‘Ndrangheta, confisca di beni da 5,5 milioni al presunto esponente delle cosche

Le indagini hanno consentito di appurare un'evidente sproporzione tra i redditi dichiarati, rispetto ai cospicui investimenti effettuati

LaPresse - Matteo Corner

REGGIO CALABRIA – La Dia di Reggio Calabria ha eseguito un provvedimento di confisca di beni per 5 milioni e mezzo di euro nei confronti di un 61enne di Melito Porto Salvo (Reggio Calabria), già sorvegliato speciale. In passato ritenuto esponente dell’omonima cosca di ‘ndrangheta.

Il provvedimento scaturisce dalle indagini svolte dalla Direzione investigativa antimafia sull’ingente patrimonio dell’uomo (infermiere presso l’Asp di Reggio Calabria). Che hanno consentito di appurare un’evidente sproporzione tra i redditi dichiarati, rispetto ai cospicui investimenti effettuati.

A carico dell’uomo hanno accertato, nel periodo 1999/2008, l’omessa segnalazione, prevista per legge, di numerose variazioni patrimoniali. In particolare l’acquisto di diversi immobili, alla guardia di finanza, a cui era obbligato in quanto sottoposto alla misura della sorveglianza speciale.

La confisca odierna ha riguardato numerosi beni. Tra cui 57 unità immobiliari a Melito Porto Salvo (fabbricati, appartamenti, cantine e locali a uso commerciale), circa 14 ettari di terreno coltivato, un’auto di grossa cilindrata e rapporti finanziari.

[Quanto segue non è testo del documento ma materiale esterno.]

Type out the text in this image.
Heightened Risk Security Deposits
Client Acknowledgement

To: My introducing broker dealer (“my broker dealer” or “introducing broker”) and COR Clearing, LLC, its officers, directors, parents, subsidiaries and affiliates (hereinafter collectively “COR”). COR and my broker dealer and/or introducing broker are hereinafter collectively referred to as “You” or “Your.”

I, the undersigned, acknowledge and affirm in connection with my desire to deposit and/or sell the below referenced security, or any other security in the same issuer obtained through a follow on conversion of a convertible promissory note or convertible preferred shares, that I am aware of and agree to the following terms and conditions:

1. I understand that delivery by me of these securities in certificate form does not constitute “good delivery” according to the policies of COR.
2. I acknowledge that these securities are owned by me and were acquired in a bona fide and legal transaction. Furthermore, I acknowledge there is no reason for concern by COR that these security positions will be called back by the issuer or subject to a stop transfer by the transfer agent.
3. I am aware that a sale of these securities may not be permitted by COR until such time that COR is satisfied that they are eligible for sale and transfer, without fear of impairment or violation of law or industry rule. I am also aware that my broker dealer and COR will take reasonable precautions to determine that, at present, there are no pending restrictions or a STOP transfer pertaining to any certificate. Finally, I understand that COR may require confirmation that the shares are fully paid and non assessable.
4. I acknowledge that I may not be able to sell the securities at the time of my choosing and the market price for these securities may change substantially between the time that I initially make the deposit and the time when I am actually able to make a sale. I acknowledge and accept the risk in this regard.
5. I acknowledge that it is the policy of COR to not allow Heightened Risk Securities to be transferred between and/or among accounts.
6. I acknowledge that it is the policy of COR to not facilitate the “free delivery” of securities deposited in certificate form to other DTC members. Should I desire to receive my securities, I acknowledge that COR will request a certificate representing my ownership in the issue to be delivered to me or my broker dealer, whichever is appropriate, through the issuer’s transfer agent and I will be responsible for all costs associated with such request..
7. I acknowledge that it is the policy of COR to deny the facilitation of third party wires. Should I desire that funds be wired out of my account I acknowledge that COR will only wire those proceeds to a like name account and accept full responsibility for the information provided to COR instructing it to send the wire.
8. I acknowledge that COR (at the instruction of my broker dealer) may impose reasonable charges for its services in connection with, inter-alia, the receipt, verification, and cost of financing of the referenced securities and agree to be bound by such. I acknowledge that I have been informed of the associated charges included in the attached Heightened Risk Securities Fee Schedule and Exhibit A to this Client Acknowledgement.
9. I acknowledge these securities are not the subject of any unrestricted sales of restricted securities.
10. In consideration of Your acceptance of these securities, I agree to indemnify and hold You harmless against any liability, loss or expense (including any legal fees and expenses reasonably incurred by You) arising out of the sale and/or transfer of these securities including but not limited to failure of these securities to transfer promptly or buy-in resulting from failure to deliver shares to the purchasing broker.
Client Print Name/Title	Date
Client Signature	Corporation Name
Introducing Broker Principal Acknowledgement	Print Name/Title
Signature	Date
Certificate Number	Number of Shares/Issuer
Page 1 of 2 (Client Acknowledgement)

Alcuni mesi confiscati beni ad un boss di una cosca del reggino

La Direzione investigativa antimafia di Reggio Calabria ha eseguito un provvedimento di confisca di beni emesso dal tribunale su proposta della Procura e del Direttore della Dia. Nei confronti di Giuseppe Nucera, 72 anni, detenuto e ritenuto il capo della cosca di Gallicianò, frazione del comune di Condofuri, nel reggino.

Il boss ha subito una condanna nel 2001, dalla Corte di assise di appello di Reggio Calabria, per associazione a delinquere di stampo mafioso. Perché ritenuto organico alla cosca facente capo a Giuseppe Caridi, federata con la consorteria ‘Libri’, attiva a Reggio Calabria. Nucera, soprannominato ‘zio Pino’, è stato ritenuto la persona adibita alla riscossione di tangenti. A suo carico anche una condanna, in primo grado, a 10 anni di reclusione. Emessa nel 2014 dal tribunale di Reggio Calabria per il reato di associazione mafiosa.

La pena è stata successivamente rideterminata in 12 anni e 6 mesi di reclusione a seguito di sentenza del 2016 della Corte di appello reggina. Nello specifico, in tale contesto, hanno ritenuto essere l’uomo come il ‘capo locale’ di Gallicianò.